Isogeneic perfusion induced nonspecific endothelial cell activation, which was characterized by up-regulation of E-selectin, intercellular adhesion molecule (ICAM)-1, and of the pro-inflammatory cytokines tumor necrosis factor (TNF)-alpha, interleukin (IL)-2, and lymphotoxin-alpha (mRNAs by real-time polymerase chain reaction). Allogeneic perfusion was characterized after 3 hours by an additional loose adhesion of lymphocytes mediated by the E-selectin and related to the allogeneic activation of endothelial cells. These in turn expressed the I-A molecule (immunostaining). ICAM-1 and lymphocyte function-associated antigen (LFA)-3 mRNA levels were significantly increased in lung extracts after 2 hours, then vascular cell adhesion molecule (VCAM)-1 and TNF-alpha mRNAs after 3 hours without evidence of TNF-alpha production (enzyme-linked immunoadsorbent assay). The major participation of the E-selectin in early allogeneic activation by way of the protein kinase (PK)C pathway was confirmed by using a neutralizing anti-CD62E monoclonal antibody or the inhibitory PKC 19-31 fragment.
Altogether, our results demonstrate that E-selectin expression (1) is not a consequence of TNF-alpha triggering, (2) up-regulates its own expression and expression of I-A, VCAM-1, TNF-alpha, and lymphotoxin-alpha mRNAs, and (3) down-regulates expression of LFA-3 and ICAM-1 mRNAs. In conclusion, in our physiologic model, the E-selectin highly participates in the loose adhesion of allogeneic lymphocytes and in the early activation of endothelial cell and therefore in structural and functional lung alterations.
宿主淋巴细胞与移植血管内皮细胞之间的相互作用在移植排斥反应中起重要作用。
利用我们的模型,将雌性小鼠分离的通气肺用同基因或异基因雄性小鼠的新鲜血液灌注3小时,无明显缺血,我们研究了E-选择素结合触发内皮细胞后早期事件的动力学。
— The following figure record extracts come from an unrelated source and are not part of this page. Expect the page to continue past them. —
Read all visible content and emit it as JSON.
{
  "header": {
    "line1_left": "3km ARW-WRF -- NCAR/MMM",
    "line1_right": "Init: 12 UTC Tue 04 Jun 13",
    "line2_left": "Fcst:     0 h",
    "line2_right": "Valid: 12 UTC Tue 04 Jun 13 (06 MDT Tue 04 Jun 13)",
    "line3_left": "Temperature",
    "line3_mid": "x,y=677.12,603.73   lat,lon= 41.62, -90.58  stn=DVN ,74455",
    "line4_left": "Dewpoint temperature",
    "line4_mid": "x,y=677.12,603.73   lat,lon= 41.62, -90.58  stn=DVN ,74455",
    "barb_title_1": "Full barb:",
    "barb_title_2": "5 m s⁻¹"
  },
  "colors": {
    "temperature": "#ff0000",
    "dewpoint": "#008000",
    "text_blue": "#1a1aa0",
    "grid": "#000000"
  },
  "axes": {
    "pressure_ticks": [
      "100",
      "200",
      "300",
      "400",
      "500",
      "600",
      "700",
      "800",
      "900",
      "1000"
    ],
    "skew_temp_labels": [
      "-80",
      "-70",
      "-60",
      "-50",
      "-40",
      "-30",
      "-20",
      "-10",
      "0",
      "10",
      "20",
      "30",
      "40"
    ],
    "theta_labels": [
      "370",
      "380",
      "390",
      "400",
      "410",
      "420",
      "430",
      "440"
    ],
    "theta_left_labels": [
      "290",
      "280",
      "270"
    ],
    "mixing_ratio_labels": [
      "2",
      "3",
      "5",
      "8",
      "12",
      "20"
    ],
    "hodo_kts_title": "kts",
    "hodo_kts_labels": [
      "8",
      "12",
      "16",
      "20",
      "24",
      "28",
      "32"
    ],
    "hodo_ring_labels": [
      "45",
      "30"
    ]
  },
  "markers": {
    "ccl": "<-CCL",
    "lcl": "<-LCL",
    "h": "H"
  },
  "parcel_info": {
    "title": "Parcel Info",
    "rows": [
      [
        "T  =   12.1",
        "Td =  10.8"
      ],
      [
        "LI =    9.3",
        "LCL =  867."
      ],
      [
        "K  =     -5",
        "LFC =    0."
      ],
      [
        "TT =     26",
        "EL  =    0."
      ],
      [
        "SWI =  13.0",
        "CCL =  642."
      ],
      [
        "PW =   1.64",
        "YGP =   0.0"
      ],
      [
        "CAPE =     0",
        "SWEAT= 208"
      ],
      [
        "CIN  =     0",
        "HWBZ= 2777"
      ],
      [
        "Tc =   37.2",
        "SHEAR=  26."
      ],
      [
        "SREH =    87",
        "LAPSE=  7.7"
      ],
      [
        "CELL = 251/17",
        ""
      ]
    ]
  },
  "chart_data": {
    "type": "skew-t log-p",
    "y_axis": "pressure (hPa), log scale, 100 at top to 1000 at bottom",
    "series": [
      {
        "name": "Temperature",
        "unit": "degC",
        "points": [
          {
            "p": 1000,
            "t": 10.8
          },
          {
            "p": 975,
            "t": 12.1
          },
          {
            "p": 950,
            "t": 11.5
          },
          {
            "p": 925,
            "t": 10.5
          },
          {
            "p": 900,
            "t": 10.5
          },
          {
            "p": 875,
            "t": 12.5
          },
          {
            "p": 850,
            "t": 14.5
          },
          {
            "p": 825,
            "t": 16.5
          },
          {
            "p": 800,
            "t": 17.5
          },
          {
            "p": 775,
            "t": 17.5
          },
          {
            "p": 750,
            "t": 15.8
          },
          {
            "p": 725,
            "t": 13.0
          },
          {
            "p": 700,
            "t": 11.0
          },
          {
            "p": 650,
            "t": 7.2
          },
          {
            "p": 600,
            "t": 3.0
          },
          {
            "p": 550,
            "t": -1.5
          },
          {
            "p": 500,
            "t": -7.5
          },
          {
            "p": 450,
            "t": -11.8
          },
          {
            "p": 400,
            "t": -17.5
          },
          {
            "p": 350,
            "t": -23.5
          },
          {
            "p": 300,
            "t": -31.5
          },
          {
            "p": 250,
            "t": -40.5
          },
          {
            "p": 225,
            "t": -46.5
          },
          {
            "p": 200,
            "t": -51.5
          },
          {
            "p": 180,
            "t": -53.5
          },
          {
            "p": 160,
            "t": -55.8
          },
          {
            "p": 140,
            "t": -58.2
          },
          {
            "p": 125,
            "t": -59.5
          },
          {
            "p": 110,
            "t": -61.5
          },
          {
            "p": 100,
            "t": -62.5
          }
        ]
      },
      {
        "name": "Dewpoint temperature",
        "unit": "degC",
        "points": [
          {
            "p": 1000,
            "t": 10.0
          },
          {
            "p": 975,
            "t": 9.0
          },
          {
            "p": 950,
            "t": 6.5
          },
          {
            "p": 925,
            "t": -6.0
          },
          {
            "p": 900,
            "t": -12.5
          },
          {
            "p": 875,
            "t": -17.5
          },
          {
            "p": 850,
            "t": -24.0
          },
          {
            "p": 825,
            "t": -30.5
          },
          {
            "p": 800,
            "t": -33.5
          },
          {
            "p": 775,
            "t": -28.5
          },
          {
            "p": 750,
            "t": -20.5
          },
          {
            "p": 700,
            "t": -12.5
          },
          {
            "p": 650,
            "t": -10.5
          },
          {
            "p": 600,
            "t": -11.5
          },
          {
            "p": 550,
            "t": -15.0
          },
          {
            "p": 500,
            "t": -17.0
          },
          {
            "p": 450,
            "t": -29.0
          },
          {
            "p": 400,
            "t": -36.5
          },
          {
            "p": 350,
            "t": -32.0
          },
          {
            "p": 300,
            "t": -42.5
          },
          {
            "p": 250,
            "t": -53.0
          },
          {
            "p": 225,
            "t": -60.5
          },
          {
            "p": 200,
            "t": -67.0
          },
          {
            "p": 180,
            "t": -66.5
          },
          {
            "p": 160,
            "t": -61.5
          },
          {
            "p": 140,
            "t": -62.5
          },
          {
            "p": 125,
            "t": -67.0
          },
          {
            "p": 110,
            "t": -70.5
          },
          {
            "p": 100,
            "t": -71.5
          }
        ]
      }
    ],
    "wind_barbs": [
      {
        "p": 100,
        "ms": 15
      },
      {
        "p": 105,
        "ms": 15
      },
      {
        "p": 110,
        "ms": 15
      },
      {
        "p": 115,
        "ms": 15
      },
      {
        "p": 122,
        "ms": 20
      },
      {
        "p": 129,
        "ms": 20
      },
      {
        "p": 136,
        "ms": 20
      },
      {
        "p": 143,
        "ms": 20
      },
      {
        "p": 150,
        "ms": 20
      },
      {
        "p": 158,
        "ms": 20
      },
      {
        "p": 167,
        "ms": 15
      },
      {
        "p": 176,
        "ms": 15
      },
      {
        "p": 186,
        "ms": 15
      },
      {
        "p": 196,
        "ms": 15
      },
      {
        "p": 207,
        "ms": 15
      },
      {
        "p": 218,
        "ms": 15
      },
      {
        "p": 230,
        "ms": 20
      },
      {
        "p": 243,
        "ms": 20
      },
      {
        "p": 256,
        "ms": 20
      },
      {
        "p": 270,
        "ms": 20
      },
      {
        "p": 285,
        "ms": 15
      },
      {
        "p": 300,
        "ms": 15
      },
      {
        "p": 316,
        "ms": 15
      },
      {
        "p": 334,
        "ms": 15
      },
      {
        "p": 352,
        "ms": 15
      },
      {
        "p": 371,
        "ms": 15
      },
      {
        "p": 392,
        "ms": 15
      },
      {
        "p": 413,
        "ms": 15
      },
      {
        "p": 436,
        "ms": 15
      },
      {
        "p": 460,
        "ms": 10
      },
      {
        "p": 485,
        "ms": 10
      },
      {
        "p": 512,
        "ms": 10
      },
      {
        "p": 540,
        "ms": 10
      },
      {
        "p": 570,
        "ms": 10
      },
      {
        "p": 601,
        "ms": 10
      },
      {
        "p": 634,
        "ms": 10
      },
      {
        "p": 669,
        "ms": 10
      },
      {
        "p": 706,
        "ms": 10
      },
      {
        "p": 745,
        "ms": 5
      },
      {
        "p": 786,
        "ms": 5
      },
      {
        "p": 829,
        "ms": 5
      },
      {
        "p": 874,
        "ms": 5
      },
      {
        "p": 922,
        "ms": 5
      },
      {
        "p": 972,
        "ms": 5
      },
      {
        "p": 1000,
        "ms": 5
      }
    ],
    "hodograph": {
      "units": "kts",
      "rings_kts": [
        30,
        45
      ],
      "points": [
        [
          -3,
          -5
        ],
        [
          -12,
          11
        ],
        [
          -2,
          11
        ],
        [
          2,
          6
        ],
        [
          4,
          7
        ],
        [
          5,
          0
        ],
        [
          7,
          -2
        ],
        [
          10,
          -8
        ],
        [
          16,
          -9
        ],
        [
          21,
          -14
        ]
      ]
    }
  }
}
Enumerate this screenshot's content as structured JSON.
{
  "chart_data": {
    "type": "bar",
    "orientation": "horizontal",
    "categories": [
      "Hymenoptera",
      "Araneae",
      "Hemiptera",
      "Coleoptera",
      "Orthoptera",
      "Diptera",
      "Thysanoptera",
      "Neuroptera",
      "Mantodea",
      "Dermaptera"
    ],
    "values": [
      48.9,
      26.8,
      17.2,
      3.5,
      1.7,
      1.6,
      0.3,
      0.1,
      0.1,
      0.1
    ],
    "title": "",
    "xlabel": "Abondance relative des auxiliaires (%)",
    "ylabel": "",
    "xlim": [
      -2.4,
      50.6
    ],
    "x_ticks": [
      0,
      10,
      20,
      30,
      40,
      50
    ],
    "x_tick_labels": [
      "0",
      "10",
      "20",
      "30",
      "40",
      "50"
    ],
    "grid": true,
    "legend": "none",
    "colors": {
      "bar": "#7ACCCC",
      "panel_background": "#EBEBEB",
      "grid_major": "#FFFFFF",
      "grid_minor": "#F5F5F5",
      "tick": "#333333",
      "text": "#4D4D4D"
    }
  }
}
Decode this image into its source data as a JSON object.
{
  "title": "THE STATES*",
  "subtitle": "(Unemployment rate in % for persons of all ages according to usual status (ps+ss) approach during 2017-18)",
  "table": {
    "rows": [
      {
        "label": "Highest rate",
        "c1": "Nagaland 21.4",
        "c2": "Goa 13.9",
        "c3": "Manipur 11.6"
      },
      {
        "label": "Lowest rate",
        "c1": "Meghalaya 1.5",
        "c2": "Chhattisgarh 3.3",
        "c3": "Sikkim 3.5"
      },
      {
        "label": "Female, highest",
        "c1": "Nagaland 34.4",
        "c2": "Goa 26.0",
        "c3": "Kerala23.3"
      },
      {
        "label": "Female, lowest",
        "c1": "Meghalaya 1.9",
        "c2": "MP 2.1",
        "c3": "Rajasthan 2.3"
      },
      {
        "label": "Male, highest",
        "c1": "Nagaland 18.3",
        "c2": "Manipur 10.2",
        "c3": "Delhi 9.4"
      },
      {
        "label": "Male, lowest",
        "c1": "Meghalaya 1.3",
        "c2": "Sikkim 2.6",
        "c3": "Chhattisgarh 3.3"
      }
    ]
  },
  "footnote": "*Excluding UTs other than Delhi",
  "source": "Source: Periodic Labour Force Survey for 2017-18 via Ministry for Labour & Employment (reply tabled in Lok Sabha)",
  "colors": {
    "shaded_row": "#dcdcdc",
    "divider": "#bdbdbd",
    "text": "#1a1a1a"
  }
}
同基因灌注诱导非特异性内皮细胞活化,其特征在于E-选择素、细胞间粘附分子(ICAM)-1以及促炎细胞因子肿瘤坏死因子(TNF)-α、白细胞介素(IL)-2和淋巴毒素-α(通过实时聚合酶链反应检测mRNA)上调。异基因灌注3小时后的特征是,由E-选择素介导的淋巴细胞额外的松散粘附,这与内皮细胞的异基因活化有关。这些内皮细胞进而表达I-A分子(免疫染色)。2小时后肺提取物中ICAM-1和淋巴细胞功能相关抗原(LFA)-3 mRNA水平显著升高,3小时后血管细胞粘附分子(VCAM)-1和TNF-α mRNA水平显著升高,但无TNF-α产生的证据(酶联免疫吸附测定)。使用中和抗CD62E单克隆抗体或抑制性PKC 19-31片段证实了E-选择素通过蛋白激酶(PK)C途径在早期异基因活化中的主要作用。
总之,我们的结果表明,E-选择素表达(1)不是TNF-α触发的结果,(2)上调其自身表达以及I-A、VCAM-1、TNF-α和淋巴毒素-α mRNA的表达,(3)下调LFA-3和ICAM-1 mRNA的表达。总之,在我们的生理模型中,E-选择素高度参与异基因淋巴细胞的松散粘附以及内皮细胞的早期活化,因此参与肺的结构和功能改变。